Der Weltmeisterballon von Eimers kostet 80 000 Euro
Angetrieben wird sein Ballon mit 1000 Kubikmeter Wasserstoff, beschwert mit Sandsäcken, die zur Höhenregulierung je nach Windverhältnissen geleert werden. Insgesamt kostet ein Ballon wie ihn Eimers fährt 80 000 Euro. Prämien für die großen Siege gibt es keine mehr – „dafür 3000 Euro Nenngeld“, sagt Eimers. Trotzdem hält es den ehemaligen Brandschutzmeister nicht am Boden.

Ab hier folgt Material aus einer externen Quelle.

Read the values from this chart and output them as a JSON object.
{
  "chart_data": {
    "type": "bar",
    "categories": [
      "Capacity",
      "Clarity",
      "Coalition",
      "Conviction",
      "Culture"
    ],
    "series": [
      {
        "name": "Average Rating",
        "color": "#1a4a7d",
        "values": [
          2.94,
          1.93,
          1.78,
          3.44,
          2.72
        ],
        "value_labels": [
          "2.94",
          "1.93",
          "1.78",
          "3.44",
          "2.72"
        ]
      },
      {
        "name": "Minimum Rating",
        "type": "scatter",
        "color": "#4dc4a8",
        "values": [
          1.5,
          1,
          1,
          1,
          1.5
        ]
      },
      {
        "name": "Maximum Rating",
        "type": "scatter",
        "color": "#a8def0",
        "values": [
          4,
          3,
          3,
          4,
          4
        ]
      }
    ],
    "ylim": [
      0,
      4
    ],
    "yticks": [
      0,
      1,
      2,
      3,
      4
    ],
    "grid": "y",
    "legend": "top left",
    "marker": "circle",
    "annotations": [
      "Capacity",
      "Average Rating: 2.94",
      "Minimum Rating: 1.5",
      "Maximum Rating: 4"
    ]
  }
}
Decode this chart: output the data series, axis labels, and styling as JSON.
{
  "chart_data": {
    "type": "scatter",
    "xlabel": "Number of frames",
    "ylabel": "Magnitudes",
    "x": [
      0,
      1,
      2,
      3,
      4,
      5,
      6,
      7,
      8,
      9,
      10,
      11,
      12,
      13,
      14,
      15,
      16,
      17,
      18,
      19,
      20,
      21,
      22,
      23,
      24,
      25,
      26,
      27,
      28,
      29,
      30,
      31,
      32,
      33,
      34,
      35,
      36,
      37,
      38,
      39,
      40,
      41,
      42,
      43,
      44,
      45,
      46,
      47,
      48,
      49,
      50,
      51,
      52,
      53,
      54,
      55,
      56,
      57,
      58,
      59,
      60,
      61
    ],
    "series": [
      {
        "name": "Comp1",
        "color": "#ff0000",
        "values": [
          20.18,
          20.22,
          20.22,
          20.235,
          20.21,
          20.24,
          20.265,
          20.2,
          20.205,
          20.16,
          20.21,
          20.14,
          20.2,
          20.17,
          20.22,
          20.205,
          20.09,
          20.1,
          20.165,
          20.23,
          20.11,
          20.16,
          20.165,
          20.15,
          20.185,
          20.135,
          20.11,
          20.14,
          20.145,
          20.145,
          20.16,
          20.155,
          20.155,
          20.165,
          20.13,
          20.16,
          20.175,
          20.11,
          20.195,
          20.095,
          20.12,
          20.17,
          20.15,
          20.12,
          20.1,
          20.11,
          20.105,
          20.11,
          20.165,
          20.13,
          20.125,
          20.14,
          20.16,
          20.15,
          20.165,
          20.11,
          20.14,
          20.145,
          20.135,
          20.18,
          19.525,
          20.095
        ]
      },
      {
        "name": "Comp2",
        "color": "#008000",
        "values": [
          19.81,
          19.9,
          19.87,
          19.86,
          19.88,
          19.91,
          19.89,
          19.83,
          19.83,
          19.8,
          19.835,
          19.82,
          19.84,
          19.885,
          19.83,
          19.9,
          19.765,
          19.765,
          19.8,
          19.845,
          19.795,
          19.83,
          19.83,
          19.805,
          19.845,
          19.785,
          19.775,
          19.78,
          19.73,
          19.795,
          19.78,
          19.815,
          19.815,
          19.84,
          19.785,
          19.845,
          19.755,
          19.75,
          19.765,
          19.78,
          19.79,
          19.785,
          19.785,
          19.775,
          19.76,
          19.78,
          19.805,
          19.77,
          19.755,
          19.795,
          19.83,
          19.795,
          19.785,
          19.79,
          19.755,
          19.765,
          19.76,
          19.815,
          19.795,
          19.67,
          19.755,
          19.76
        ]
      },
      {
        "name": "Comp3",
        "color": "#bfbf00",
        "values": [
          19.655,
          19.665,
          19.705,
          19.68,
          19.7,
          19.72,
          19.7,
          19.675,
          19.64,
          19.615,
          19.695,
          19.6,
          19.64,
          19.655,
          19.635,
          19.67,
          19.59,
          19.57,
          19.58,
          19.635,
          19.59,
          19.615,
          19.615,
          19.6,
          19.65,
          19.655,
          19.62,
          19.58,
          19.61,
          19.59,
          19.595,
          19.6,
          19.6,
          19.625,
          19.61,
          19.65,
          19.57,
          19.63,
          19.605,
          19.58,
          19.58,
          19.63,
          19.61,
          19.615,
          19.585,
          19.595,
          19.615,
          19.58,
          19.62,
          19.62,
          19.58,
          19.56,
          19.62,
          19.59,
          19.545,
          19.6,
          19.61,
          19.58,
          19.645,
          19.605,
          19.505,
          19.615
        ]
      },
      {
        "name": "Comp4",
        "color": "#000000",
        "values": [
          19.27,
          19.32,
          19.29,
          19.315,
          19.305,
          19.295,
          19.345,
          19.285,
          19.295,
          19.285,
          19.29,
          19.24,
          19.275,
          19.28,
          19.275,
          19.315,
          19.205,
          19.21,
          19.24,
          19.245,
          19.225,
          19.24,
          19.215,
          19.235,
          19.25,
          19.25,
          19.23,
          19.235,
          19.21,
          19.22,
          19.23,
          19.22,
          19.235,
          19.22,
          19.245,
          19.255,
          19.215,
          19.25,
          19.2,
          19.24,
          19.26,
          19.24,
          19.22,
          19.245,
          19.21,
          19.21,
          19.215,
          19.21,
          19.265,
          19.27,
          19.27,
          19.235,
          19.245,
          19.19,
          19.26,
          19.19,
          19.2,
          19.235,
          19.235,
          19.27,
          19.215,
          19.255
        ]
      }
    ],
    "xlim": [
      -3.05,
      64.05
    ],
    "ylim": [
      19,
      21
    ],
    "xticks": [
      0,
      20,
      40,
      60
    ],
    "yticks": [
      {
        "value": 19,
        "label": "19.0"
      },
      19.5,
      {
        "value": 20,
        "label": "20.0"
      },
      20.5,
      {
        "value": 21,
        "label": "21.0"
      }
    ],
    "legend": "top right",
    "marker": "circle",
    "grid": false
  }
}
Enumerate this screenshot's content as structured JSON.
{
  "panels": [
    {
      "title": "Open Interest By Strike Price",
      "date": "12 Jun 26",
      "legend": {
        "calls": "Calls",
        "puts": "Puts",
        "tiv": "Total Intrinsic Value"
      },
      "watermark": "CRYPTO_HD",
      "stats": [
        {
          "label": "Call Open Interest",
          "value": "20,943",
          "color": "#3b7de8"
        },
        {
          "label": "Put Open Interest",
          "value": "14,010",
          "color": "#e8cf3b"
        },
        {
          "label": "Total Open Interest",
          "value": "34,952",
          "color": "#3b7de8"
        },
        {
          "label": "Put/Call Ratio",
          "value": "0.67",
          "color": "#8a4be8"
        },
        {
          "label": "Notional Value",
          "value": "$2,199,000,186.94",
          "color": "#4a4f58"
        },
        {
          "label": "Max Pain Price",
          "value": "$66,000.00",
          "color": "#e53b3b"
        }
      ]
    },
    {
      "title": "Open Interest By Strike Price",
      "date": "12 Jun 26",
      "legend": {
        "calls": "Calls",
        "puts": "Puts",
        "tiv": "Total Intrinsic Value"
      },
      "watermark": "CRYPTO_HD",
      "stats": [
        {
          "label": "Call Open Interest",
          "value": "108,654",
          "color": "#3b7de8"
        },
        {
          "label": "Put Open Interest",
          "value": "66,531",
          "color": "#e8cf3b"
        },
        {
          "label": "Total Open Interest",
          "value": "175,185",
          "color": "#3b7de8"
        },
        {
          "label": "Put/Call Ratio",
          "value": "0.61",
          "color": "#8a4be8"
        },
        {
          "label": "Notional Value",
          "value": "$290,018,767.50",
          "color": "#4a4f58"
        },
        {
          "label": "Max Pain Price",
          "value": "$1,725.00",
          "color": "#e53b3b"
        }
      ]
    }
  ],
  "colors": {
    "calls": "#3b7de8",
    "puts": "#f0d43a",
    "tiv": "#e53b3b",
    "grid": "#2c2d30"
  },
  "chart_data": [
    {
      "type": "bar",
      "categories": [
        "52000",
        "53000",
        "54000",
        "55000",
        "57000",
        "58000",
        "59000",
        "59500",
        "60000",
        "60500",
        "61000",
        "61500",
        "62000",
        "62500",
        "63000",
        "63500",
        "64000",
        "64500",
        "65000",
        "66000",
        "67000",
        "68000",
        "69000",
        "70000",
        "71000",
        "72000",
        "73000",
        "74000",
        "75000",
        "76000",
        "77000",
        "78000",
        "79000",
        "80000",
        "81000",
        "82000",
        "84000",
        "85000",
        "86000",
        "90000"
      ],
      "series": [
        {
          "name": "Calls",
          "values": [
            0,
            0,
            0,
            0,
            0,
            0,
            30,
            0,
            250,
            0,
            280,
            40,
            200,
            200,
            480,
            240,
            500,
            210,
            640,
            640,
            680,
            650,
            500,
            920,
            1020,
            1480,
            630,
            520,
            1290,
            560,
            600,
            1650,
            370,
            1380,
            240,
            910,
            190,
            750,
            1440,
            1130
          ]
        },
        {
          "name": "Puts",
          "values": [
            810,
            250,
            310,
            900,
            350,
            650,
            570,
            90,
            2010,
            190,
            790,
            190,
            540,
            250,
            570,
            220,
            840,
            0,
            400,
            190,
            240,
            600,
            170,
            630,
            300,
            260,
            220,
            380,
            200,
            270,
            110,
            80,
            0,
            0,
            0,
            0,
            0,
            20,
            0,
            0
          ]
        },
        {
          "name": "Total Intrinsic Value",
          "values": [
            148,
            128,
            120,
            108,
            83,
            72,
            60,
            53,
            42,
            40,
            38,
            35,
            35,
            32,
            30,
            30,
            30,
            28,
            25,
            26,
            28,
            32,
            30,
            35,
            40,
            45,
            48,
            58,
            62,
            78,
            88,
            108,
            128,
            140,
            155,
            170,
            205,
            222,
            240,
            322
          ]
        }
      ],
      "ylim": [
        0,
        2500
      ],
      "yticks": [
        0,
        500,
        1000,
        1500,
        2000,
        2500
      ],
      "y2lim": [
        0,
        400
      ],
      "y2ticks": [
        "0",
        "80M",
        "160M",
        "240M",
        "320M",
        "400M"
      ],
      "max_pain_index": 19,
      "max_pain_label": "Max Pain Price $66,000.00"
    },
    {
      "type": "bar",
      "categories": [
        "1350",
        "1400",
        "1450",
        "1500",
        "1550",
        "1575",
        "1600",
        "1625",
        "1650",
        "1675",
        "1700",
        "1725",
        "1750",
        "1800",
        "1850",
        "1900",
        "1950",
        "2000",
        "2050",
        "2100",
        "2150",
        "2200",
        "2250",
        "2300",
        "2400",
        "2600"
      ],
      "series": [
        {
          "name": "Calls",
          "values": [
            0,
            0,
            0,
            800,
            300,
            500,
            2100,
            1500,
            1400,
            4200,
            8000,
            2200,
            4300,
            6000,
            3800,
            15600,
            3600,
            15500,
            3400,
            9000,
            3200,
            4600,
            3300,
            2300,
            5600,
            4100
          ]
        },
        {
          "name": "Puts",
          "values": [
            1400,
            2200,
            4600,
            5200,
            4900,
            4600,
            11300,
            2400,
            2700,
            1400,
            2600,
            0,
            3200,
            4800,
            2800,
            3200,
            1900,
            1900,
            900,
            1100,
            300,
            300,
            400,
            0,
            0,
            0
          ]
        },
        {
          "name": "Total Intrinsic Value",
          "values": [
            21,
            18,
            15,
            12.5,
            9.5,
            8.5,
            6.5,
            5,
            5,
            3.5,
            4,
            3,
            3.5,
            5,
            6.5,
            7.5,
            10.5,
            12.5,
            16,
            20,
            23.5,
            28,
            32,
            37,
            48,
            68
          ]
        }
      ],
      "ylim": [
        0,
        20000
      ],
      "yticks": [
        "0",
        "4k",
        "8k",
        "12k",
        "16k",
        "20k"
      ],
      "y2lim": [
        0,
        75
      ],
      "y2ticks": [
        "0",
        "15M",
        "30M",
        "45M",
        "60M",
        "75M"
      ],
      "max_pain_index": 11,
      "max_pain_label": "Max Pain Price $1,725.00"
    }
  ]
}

An diesem Nachmittag wird es aber nichts mit der Fahrt. Zu regnerisch, zu schlammig. Eimers pfeift. Einmal. Zweimal. „Gordon?“, ruft er. Dann kommt ein kleiner Jack Russell Terrier angerannt: Gordon, Gordon Bennett. Benannt nach dem größten Rennen der Ballonfahrer. Wer den Cup gewinnt, ist Weltmeister. Eimers hat das viermal, zuletzt 2014, geschafft. Mit seinem Co-Piloten Matthias Zenge legte er in 61 Stunden 1410 Kilometer von Vichy (Frankreich) nach Syrakus (Sizilien) zurück. „Das war eine knappe Nummer“, erinnert sich Eimers, „der Franzose Vincent Leys – mein ärgster Rivale – hatte sich mit uns über das Mittelmeer getraut. Bis zum Schluss lagen wir gleich auf. Ich wollte erst runter, wenn er zur Landung ansetzt. Das hat geklappt.“
Ordentlich durchgerüttelt landete der Weltmeister in einem Feld. Und was sagte der Bauer des unfreiwillig gepflügten Ackers? „Ach, der hat sich mit uns gefreut“, sagt Eimers. Echte Abenteurer helfen ja auch beim Aufräumen.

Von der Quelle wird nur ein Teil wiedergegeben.